Era anche un dissipatore, e lei nel libro non lo nasconde.
“Certo, di denaro, che sperperava a man bassa e distribuiva a chiunque ne avesse bisogno fino a morire povero, ma non di talento. Montanelli, che impazziva per lui, non si capacitava che non stesse in America al posto di Bob Hope, ma Walter faceva soltanto quello che gli piaceva davvero”.
Gli piacevano davvero anche le donne. Guardandoli con gli occhi di oggi come giudica i suoi tanti amori?
“Le donne lo corteggiavano e lui le ricambiava. Ma credo che ne abbia amato una sola: Lucia Bosè. Quando lei lo lasciò per Dominguín, iniziò la sua vita randagia”.
E tutte le altre? Marisa Maresca, Mina, Ava Gardner, sua madre Alida Chelli…
“Con Mina erano rimasti amici e si capisce anche dalla prefazione affettuosa che ha scritto per il mio libro. Con mia madre è stato un abbaglio: mai viste due persone tanto diverse. Le altre? Di una star italiana della passerella e del cinema, eterea come Audrey Hepburn e ancora vivente, mi raccontò stupefatto le porcate che gli aveva gridato durante l’amplesso. Un’altra, al tempo giovanissima e oggi famosa show girl, la lasciammo su un treno con la scusa di scendere a comprare i giornali. Io avevo 10 anni e ci facemmo un sacco di risate”.
Lei ha avuto anche dei vice-padri, Rocky Agusta e poi Pippo Baudo, a lungo conviventi con sua madre. Hanno svolto un ruolo di supplenza?
“Per fortuna non ci hanno neanche provato. Baudo, a cui resto molto affezionato, mi ha però salvato la vita scoprendo il mio talento nel disegno e obbligandomi a iscrivermi al liceo artistico e non, come avevo deciso, allo scientifico. Quando invece c’era Rocky ero molto piccolo e, più tardi, rivedendolo, qualcosa non tornava”.
Che cosa?
“Guardi, non sono certo di niente, ma Rocky somiglia in modo impressionante a mio padre. D’altra parte è nato proprio nel periodo in cui Marisa Maresca lo aveva lasciato per sposare Corrado Agusta. Da bambino non potevo farci caso, ma una decina di anni fa, mentre raccontava una barzelletta, mi sono detto: “Diavolo, i muscoli del viso, le movenze delle mani… sono quelli di papà””.
Quindi un fratello. Ne avete parlato?
“Sì, anche perché abbiamo notato entrambi che suo figlio ha la stessa voce di Walter Chiari. Rocky dice che è possibile, che ricorda che festa fosse per lui quando mio padre arrivava in visita a casa Agusta.

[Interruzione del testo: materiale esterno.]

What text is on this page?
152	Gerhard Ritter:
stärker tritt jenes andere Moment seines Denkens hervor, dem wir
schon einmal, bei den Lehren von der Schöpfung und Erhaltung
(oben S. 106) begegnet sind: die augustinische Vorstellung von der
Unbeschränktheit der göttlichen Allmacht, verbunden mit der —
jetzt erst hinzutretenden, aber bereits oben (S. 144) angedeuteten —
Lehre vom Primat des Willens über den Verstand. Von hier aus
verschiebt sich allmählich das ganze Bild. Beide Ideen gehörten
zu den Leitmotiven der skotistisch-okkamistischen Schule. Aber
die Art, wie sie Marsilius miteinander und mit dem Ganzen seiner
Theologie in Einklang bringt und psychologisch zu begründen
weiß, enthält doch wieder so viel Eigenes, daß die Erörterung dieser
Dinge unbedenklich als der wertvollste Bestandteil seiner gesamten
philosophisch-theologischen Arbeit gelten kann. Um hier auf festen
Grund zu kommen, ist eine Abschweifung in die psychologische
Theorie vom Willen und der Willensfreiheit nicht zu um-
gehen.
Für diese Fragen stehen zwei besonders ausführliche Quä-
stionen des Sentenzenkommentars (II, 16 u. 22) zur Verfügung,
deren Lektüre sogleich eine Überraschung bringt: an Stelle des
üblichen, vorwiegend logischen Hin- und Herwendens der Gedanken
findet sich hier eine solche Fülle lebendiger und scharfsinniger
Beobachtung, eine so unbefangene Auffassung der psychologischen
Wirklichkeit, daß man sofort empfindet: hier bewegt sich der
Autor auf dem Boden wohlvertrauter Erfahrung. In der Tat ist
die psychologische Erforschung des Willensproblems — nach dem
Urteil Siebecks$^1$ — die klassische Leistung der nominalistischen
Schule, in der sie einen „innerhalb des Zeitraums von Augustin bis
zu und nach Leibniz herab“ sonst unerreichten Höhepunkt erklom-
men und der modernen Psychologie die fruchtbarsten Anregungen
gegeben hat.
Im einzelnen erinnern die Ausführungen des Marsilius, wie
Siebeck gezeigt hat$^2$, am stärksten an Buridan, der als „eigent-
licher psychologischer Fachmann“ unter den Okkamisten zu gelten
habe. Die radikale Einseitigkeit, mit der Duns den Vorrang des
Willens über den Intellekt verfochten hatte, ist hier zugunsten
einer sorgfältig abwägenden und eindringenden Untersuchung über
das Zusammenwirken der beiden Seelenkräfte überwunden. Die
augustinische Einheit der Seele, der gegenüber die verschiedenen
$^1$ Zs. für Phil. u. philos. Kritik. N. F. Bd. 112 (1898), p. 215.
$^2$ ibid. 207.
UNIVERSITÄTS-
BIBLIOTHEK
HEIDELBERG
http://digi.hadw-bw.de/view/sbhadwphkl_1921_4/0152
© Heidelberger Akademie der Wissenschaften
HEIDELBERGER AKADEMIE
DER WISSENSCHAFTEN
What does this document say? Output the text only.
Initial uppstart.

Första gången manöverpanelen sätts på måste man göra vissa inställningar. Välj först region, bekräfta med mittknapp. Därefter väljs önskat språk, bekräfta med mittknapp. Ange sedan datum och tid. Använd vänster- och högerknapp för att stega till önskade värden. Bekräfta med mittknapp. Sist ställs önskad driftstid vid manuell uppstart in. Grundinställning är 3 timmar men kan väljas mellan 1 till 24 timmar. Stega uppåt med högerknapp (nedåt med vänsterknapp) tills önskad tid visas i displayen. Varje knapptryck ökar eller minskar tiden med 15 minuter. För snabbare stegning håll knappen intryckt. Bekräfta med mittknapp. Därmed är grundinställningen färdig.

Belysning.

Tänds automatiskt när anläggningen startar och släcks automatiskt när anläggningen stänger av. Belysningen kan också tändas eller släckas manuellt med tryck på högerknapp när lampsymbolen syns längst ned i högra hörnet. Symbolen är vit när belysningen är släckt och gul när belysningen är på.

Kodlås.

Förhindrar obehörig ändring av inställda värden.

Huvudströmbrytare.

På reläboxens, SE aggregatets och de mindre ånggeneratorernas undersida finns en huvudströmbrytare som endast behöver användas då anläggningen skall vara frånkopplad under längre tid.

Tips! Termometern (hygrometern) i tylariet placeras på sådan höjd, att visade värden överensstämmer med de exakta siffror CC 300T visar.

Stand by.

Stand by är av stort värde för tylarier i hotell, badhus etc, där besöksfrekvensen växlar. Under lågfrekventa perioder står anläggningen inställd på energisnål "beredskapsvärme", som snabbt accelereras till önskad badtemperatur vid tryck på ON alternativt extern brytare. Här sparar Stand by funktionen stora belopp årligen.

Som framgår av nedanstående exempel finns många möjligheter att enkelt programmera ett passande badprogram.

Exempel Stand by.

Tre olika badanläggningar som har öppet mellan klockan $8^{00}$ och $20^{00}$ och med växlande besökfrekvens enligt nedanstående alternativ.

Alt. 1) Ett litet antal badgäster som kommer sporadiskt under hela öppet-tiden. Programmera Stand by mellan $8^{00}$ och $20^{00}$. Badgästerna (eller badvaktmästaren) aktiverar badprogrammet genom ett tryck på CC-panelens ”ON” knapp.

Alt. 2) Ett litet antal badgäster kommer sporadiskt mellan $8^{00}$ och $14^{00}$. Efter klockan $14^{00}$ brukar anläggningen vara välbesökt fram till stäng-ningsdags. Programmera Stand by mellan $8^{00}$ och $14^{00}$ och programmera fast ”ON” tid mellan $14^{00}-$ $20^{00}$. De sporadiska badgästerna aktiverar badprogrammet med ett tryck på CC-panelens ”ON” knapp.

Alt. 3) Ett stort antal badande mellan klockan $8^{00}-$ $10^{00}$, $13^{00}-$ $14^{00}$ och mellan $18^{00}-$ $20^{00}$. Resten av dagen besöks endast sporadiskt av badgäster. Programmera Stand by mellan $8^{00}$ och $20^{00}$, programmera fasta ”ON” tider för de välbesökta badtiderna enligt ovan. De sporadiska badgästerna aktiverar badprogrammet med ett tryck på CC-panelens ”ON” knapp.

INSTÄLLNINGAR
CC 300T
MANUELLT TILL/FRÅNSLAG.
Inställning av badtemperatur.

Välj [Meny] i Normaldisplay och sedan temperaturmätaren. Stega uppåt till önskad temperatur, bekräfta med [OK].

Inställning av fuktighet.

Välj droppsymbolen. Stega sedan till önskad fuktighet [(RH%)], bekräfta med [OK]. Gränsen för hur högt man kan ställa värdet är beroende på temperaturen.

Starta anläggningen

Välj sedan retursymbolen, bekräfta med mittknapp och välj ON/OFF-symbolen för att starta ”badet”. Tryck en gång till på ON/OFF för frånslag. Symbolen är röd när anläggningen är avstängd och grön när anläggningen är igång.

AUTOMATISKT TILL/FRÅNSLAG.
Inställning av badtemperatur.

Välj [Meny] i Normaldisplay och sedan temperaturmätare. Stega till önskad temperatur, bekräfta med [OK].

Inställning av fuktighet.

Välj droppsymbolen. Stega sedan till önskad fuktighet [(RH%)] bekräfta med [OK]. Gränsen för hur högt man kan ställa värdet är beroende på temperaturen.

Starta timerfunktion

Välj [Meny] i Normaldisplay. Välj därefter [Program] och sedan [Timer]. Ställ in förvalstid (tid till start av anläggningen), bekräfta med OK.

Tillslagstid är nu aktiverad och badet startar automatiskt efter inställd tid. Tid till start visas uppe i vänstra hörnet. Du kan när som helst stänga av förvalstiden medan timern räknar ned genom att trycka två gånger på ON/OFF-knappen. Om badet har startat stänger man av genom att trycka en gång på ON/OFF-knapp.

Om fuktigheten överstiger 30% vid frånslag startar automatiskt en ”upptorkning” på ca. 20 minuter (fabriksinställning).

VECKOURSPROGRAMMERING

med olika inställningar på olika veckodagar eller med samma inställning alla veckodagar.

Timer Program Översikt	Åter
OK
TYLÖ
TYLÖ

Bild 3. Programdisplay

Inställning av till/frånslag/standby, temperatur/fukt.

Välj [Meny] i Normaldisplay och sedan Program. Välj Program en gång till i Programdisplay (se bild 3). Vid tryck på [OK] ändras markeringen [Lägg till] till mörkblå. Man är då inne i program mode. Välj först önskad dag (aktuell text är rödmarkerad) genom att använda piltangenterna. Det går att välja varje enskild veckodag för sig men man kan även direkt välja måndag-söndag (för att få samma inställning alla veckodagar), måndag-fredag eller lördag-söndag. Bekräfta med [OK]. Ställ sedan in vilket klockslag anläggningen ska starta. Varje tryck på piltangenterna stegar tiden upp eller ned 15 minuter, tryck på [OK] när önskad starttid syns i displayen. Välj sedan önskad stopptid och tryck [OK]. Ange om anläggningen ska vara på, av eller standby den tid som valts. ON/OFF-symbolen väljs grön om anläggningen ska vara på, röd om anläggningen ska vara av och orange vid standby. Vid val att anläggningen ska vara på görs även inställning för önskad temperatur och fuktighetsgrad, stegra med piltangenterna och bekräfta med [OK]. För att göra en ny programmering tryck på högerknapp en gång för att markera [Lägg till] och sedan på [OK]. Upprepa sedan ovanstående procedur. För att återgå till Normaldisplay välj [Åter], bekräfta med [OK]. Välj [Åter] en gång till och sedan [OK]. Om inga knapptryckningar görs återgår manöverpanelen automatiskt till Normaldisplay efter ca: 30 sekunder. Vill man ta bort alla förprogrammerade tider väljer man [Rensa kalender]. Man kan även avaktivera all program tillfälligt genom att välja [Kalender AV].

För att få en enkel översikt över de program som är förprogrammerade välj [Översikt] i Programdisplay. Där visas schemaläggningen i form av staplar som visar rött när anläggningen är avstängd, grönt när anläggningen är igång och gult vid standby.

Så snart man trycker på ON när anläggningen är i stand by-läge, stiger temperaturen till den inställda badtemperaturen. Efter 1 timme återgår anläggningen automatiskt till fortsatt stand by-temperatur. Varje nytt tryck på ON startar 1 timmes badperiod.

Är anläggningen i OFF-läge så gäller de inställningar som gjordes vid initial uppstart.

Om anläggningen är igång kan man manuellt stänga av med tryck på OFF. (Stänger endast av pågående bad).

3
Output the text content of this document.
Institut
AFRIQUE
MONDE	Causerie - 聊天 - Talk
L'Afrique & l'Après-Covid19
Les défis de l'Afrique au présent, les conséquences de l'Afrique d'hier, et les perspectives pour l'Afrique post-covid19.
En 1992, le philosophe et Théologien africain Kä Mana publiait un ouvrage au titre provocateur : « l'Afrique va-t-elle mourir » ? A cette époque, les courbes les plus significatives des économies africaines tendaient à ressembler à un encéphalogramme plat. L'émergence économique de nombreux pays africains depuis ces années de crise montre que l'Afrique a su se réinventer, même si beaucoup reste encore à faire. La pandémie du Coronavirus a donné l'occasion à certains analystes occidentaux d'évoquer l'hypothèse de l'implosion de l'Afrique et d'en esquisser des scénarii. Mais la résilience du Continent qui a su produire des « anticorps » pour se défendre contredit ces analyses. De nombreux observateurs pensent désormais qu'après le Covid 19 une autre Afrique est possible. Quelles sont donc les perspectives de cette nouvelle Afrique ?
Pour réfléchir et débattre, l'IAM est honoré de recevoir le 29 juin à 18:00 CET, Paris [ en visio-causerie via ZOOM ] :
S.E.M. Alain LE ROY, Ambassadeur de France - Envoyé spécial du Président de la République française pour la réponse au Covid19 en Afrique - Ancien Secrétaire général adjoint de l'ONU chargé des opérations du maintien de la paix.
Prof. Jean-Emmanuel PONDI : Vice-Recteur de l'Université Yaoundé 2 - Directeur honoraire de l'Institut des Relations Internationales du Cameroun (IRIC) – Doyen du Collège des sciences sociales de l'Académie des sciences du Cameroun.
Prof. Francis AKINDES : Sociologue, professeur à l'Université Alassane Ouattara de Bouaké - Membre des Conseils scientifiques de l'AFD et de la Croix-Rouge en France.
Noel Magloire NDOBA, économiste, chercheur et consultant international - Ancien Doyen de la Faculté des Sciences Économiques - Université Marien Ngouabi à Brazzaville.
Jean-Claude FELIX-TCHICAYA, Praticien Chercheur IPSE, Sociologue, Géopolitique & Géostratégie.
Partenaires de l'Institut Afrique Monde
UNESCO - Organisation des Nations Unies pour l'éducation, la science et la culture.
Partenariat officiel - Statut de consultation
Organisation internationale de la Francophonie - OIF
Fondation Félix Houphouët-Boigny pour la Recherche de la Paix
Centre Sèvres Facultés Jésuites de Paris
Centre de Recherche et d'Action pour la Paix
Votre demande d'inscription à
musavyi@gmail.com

Ma ci siamo fermati qui, è inutile scomodare il passato”.
Nel passato di Chiari c’è anche il clamoroso arresto per droga nel 1970, che lei considera un complotto. Non le sembra esagerato?
“Già, ma quei tre mesi gli hanno devastato la carriera. Non era mica come oggi che se uno va in carcere non se ne ricorda nessuno, come per Vasco Rossi. Quando ci penso sogno di tornare nel passato, come quelli di “Higlander”, e farla pagare a quei bastardi della Rai di allora che non gli hanno più dato la possibilità di fare il suo lavoro”.
Eppure ha avuto anche una seconda vita professionale a teatro. Tutti lo ricordano bravissimo in “Finale di partita” insieme a Renato Rascel.
“E’ vero, ma lui amava il teatro leggero, la tv. Era molto colto e si poteva permettere anche di odiare i testi intoccabili. Un giorno alzò gli occhi dalla lettura di Beckett e mi disse: “Questo qua scrive scemenze”. Doveva lavorare e accettava ruoli che non sentiva propri, però ogni tanto riusciva a far venir fuori il vero Chiari”.
Come?
“Per esempio, proprio durante una replica di “Finale di partita”, facendo in modo di cadere dal palco in mezzo alla platea, rialzarsi e fermarsi lì mezz’ora, improvvisando uno di quei suoi irresistibili monologhi che inchiodavano il pubblico e lo facevano finalmente divertire”.